Out of curiosity, how will this handle cases in which the lookup results multiple matches? For example, what if instead of a unique id, I try to match on something less unique? Or would it just pick the first match? Or randomly select from multiple? (My QA past is rearing its head here, and I wanna make sure this does explode or overly tax your DB.)

Also, how tough would multivariate lookup be at this point? It’s been a few years since I’ve played with Rails, but, given your syntax, it feels like this wouldn’t be a big jump.

mockaroo · April 13, 2016, 6:03pm

Yep, you’ve got it.

Right now it just picks the last record matching the criteria. The third argument to the function is a Hash, so looking up based on multiple variables is a simple as:

`from_dataset(‘Countries’, ‘name’, col1: field1, col2: field2)

mockaroo · April 14, 2016, 1:56am

The new from_dataset formula function is now available on mockaroo.com.

yoni · April 14, 2016, 4:56pm

You’re amazing! Thank you so much.

Taking this one step further, could it be possible to nest this type of functionality?

from_dataset("Countries", "name", id: from_dataset("Contacts", "country_id", id: id))

In my example, none of the IDs are auto-generated (they come from my datasets). So, I’m looking to grab the country_id of a contact that matches the id of randomly selected contact for this row. And then, I’ll use this country_id to lookup the name of the country in the Countries dataset.

This is hardly an essential feature, since I can do this simply by adding a country_id field to this schema and doing this:

from_dataset("Countries", "name", id: country_id)

But it’d be nice to not have to spit out the extra (unnecessary) fields. (Which I’m going to start another thread about.)

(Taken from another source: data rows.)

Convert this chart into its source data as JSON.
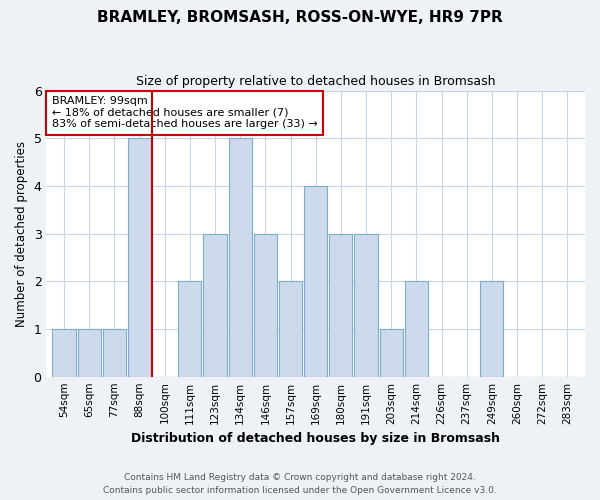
{
  "title": "BRAMLEY, BROMSASH, ROSS-ON-WYE, HR9 7PR",
  "subtitle": "Size of property relative to detached houses in Bromsash",
  "xlabel": "Distribution of detached houses by size in Bromsash",
  "ylabel": "Number of detached properties",
  "bin_labels": [
    "54sqm",
    "65sqm",
    "77sqm",
    "88sqm",
    "100sqm",
    "111sqm",
    "123sqm",
    "134sqm",
    "146sqm",
    "157sqm",
    "169sqm",
    "180sqm",
    "191sqm",
    "203sqm",
    "214sqm",
    "226sqm",
    "237sqm",
    "249sqm",
    "260sqm",
    "272sqm",
    "283sqm"
  ],
  "bar_values": [
    1,
    1,
    1,
    5,
    0,
    2,
    3,
    5,
    3,
    2,
    4,
    3,
    3,
    1,
    2,
    0,
    0,
    2,
    0,
    0,
    0
  ],
  "bar_color": "#cddaeb",
  "bar_edge_color": "#7aaecc",
  "vline_pos": 4,
  "vline_color": "#cc0000",
  "annotation_title": "BRAMLEY: 99sqm",
  "annotation_line1": "← 18% of detached houses are smaller (7)",
  "annotation_line2": "83% of semi-detached houses are larger (33) →",
  "annotation_box_color": "#ffffff",
  "annotation_box_edge": "#cc0000",
  "ylim": [
    0,
    6
  ],
  "yticks": [
    0,
    1,
    2,
    3,
    4,
    5,
    6
  ],
  "footer1": "Contains HM Land Registry data © Crown copyright and database right 2024.",
  "footer2": "Contains public sector information licensed under the Open Government Licence v3.0.",
  "bg_color": "#eef2f7",
  "plot_bg_color": "#ffffff",
  "grid_color": "#c8d4e0"
}
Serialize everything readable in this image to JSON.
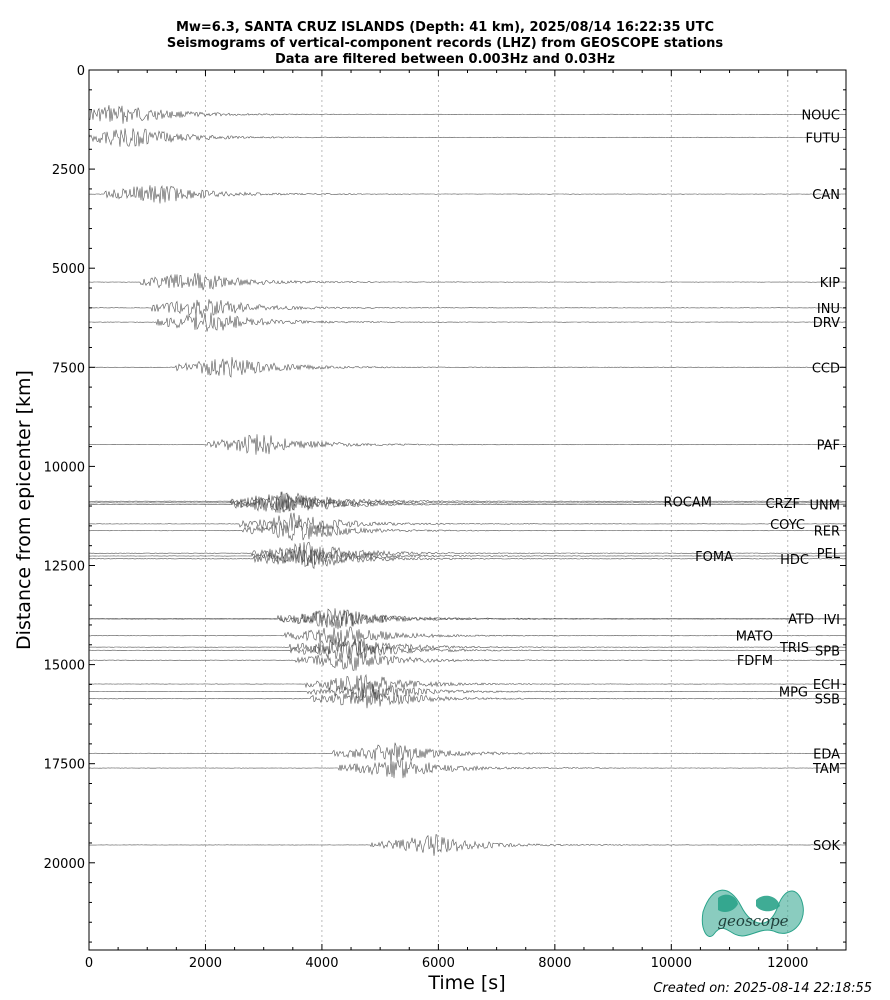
{
  "colors": {
    "trace": "#555555",
    "logo": "#2aa38a",
    "grid": "#aaaaaa"
  },
  "footer": {
    "created": "Created on: 2025-08-14 22:18:55"
  },
  "logo": {
    "text": "geoscope"
  },
  "chart_data": {
    "type": "line",
    "title": [
      "Mw=6.3, SANTA CRUZ ISLANDS (Depth: 41 km), 2025/08/14 16:22:35 UTC",
      "Seismograms of vertical-component records (LHZ) from GEOSCOPE stations",
      "Data are filtered between 0.003Hz and 0.03Hz"
    ],
    "xlabel": "Time [s]",
    "ylabel": "Distance from epicenter [km]",
    "xlim": [
      0,
      13000
    ],
    "ylim": [
      22200,
      0
    ],
    "y_inverted": true,
    "xticks": [
      0,
      2000,
      4000,
      6000,
      8000,
      10000,
      12000
    ],
    "yticks": [
      0,
      2500,
      5000,
      7500,
      10000,
      12500,
      15000,
      17500,
      20000
    ],
    "grid": "vertical dotted",
    "stations": [
      {
        "name": "NOUC",
        "distance": 1120
      },
      {
        "name": "FUTU",
        "distance": 1700
      },
      {
        "name": "CAN",
        "distance": 3130
      },
      {
        "name": "KIP",
        "distance": 5350
      },
      {
        "name": "INU",
        "distance": 6000
      },
      {
        "name": "DRV",
        "distance": 6360
      },
      {
        "name": "CCD",
        "distance": 7500
      },
      {
        "name": "PAF",
        "distance": 9450
      },
      {
        "name": "ROCAM",
        "distance": 10880
      },
      {
        "name": "CRZF",
        "distance": 10920
      },
      {
        "name": "UNM",
        "distance": 10960
      },
      {
        "name": "COYC",
        "distance": 11450
      },
      {
        "name": "RER",
        "distance": 11620
      },
      {
        "name": "FOMA",
        "distance": 12260
      },
      {
        "name": "HDC",
        "distance": 12330
      },
      {
        "name": "PEL",
        "distance": 12190
      },
      {
        "name": "ATD",
        "distance": 13840
      },
      {
        "name": "IVI",
        "distance": 13850
      },
      {
        "name": "MATO",
        "distance": 14270
      },
      {
        "name": "TRIS",
        "distance": 14560
      },
      {
        "name": "SPB",
        "distance": 14640
      },
      {
        "name": "FDFM",
        "distance": 14890
      },
      {
        "name": "ECH",
        "distance": 15490
      },
      {
        "name": "MPG",
        "distance": 15680
      },
      {
        "name": "SSB",
        "distance": 15860
      },
      {
        "name": "EDA",
        "distance": 17240
      },
      {
        "name": "TAM",
        "distance": 17610
      },
      {
        "name": "SOK",
        "distance": 19550
      }
    ]
  }
}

mockaroo · April 14, 2016, 5:01pm

It should be pretty easy for me to add nesting. I’ll take a look at it soon. You can hide any field from the output simply by naming it starting with two underscores. So for example, “__myHiddenField”.

yoni · April 14, 2016, 6:36pm

Perhaps I’m screwing something up, but this doesn’t seem to be working when I download the data.

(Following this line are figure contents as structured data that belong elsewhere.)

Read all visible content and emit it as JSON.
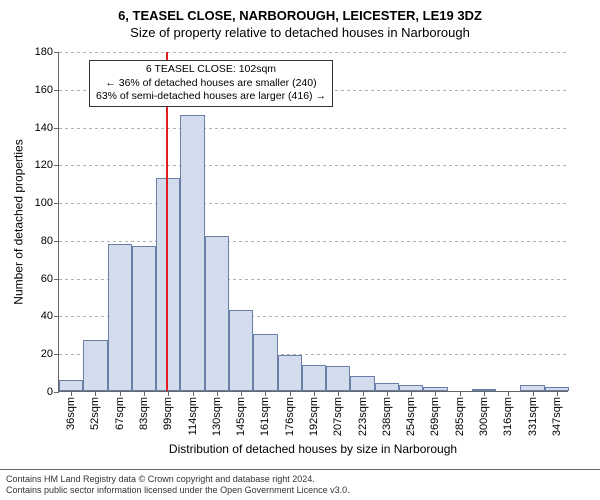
{
  "title": "6, TEASEL CLOSE, NARBOROUGH, LEICESTER, LE19 3DZ",
  "subtitle": "Size of property relative to detached houses in Narborough",
  "ylabel": "Number of detached properties",
  "xlabel": "Distribution of detached houses by size in Narborough",
  "footer_line1": "Contains HM Land Registry data © Crown copyright and database right 2024.",
  "footer_line2": "Contains public sector information licensed under the Open Government Licence v3.0.",
  "annotation": {
    "line1": "6 TEASEL CLOSE: 102sqm",
    "line2": "← 36% of detached houses are smaller (240)",
    "line3": "63% of semi-detached houses are larger (416) →"
  },
  "chart": {
    "type": "histogram",
    "background_color": "#ffffff",
    "bar_fill": "#d2dcec",
    "bar_stroke": "#6a7fa8",
    "grid_color": "#666666",
    "ref_line_color": "#e02020",
    "ref_line_x": 102,
    "ymax": 180,
    "ytick_step": 20,
    "yticks": [
      0,
      20,
      40,
      60,
      80,
      100,
      120,
      140,
      160,
      180
    ],
    "bar_width_sqm": 15,
    "x_start": 36,
    "bars": [
      {
        "label": "36sqm",
        "value": 6
      },
      {
        "label": "52sqm",
        "value": 27
      },
      {
        "label": "67sqm",
        "value": 78
      },
      {
        "label": "83sqm",
        "value": 77
      },
      {
        "label": "99sqm",
        "value": 113
      },
      {
        "label": "114sqm",
        "value": 146
      },
      {
        "label": "130sqm",
        "value": 82
      },
      {
        "label": "145sqm",
        "value": 43
      },
      {
        "label": "161sqm",
        "value": 30
      },
      {
        "label": "176sqm",
        "value": 19
      },
      {
        "label": "192sqm",
        "value": 14
      },
      {
        "label": "207sqm",
        "value": 13
      },
      {
        "label": "223sqm",
        "value": 8
      },
      {
        "label": "238sqm",
        "value": 4
      },
      {
        "label": "254sqm",
        "value": 3
      },
      {
        "label": "269sqm",
        "value": 2
      },
      {
        "label": "285sqm",
        "value": 0
      },
      {
        "label": "300sqm",
        "value": 1
      },
      {
        "label": "316sqm",
        "value": 0
      },
      {
        "label": "331sqm",
        "value": 3
      },
      {
        "label": "347sqm",
        "value": 2
      }
    ]
  }
}
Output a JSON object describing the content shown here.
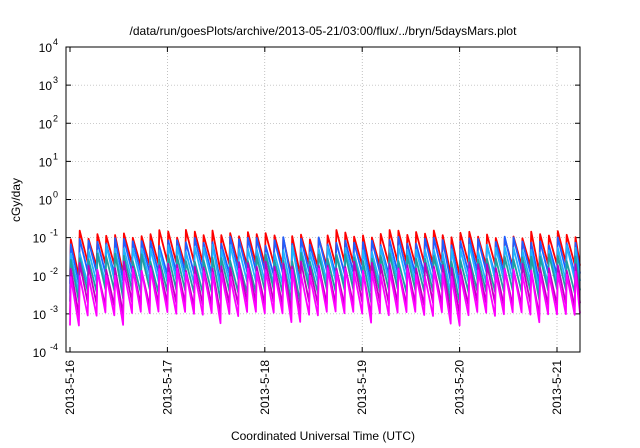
{
  "chart_data": {
    "type": "line",
    "title": "/data/run/goesPlots/archive/2013-05-21/03:00/flux/../bryn/5daysMars.plot",
    "xlabel": "Coordinated Universal Time (UTC)",
    "ylabel": "cGy/day",
    "yscale": "log",
    "ylim": [
      0.0001,
      10000
    ],
    "xlim": [
      "2013-05-16",
      "2013-05-21 03:00"
    ],
    "x_ticks": [
      "2013-5-16",
      "2013-5-17",
      "2013-5-18",
      "2013-5-19",
      "2013-5-20",
      "2013-5-21"
    ],
    "y_ticks": [
      {
        "base": "10",
        "exp": "-4"
      },
      {
        "base": "10",
        "exp": "-3"
      },
      {
        "base": "10",
        "exp": "-2"
      },
      {
        "base": "10",
        "exp": "-1"
      },
      {
        "base": "10",
        "exp": "0"
      },
      {
        "base": "10",
        "exp": "1"
      },
      {
        "base": "10",
        "exp": "2"
      },
      {
        "base": "10",
        "exp": "3"
      },
      {
        "base": "10",
        "exp": "4"
      }
    ],
    "grid": true,
    "legend": "none",
    "pattern": {
      "description": "sawtooth: sharp rise at each step then decay; roughly 11 cycles per day",
      "cycles_per_day": 11,
      "deep_dips_days": [
        0.05,
        0.55,
        1.55,
        2.32,
        3.12,
        3.95,
        4.82
      ]
    },
    "series": [
      {
        "color": "#ff0000",
        "peak": 0.12,
        "trough": 0.02
      },
      {
        "color": "#1f5fff",
        "peak": 0.08,
        "trough": 0.012
      },
      {
        "color": "#1fb4ff",
        "peak": 0.05,
        "trough": 0.007
      },
      {
        "color": "#20a0a0",
        "peak": 0.03,
        "trough": 0.004
      },
      {
        "color": "#c000c0",
        "peak": 0.018,
        "trough": 0.0018
      },
      {
        "color": "#ff00ff",
        "peak": 0.012,
        "trough": 0.001
      }
    ]
  }
}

I’m getting this error (in the field values):

error: Could not access blank value: Use || to provide a default value for blank fields.

But I’m fairly certain I solved for that already, and it doesn’t occur when I preview. And, just to be clear, it was happening in my previews, until I fixed the formulas.

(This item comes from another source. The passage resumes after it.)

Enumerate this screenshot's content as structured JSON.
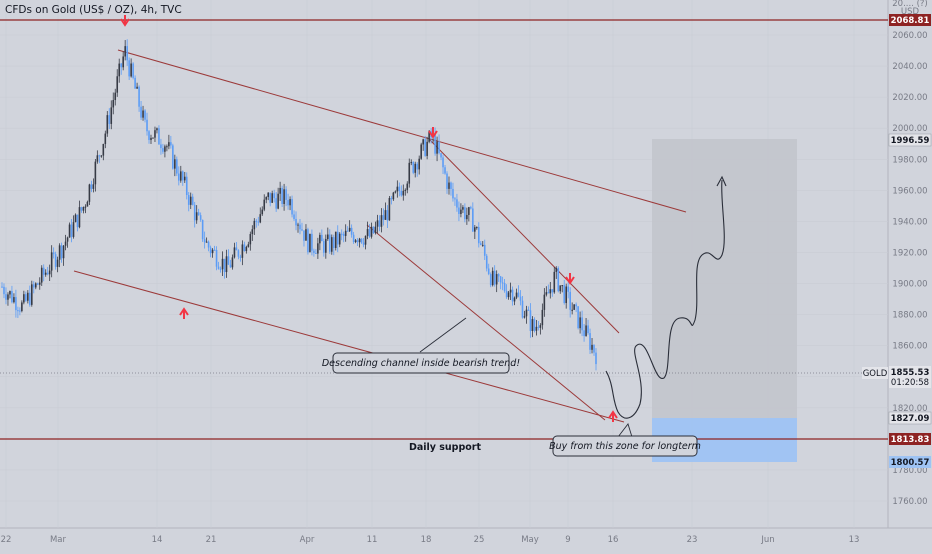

mockaroo · April 14, 2016, 7:27pm

Can you post the share link at the bottom of your schema? I’ll have a look.

yoni · April 14, 2016, 10:46pm

Should this feature work within a JSON Array’s values?

For example:

(Where id in that from_dataset is the id of the current row.)

mockaroo · April 14, 2016, 11:52pm

It should now Good catch! You should also be able to nest calls to from_dataset to join across multiple datasets.

benallen002 · June 16, 2016, 6:38pm

“Right now it just picks the last record matching the criteria.”

Is there anyway you could modify this behavior such that rather than picking the last record matching the criteria, it picks a random record matching the criteria?

mockaroo · June 16, 2016, 9:20pm

Possibly. I’ll look into it tonight…

benallen002 · June 16, 2016, 9:23pm

Cheers. Thanks a lot for your product.

I quickly realized a work around for my particular situation that inspired the question, so no rush. I could still see the value in it though if it wouldn’t require too much of your time to implement.

benallen002 · June 20, 2016, 5:38pm

Any chance you’ve had any luck with this? I’ve come across another situation in which it would be very valuable. Thanks in advance.

ken · September 29, 2016, 2:58am

@mockaroo Did you come up with a way to get a random entry rather than the last record matching the criteria?

ken · September 29, 2016, 2:59am

@benallen002 could you post your work around ?

mockaroo · September 29, 2016, 3:44am

Yes, thank you for reminding me! I just updated the site so that it randomly picks a value if multiple matches are found.

ken · September 29, 2016, 4:05am

Thank you for the fast turn-around.

yoni · November 11, 2016, 8:05pm

Is it possible to add an option to prevent duplicates? So, I can make a JSON array of n random values from another dataset and know there won’t be repeats within it.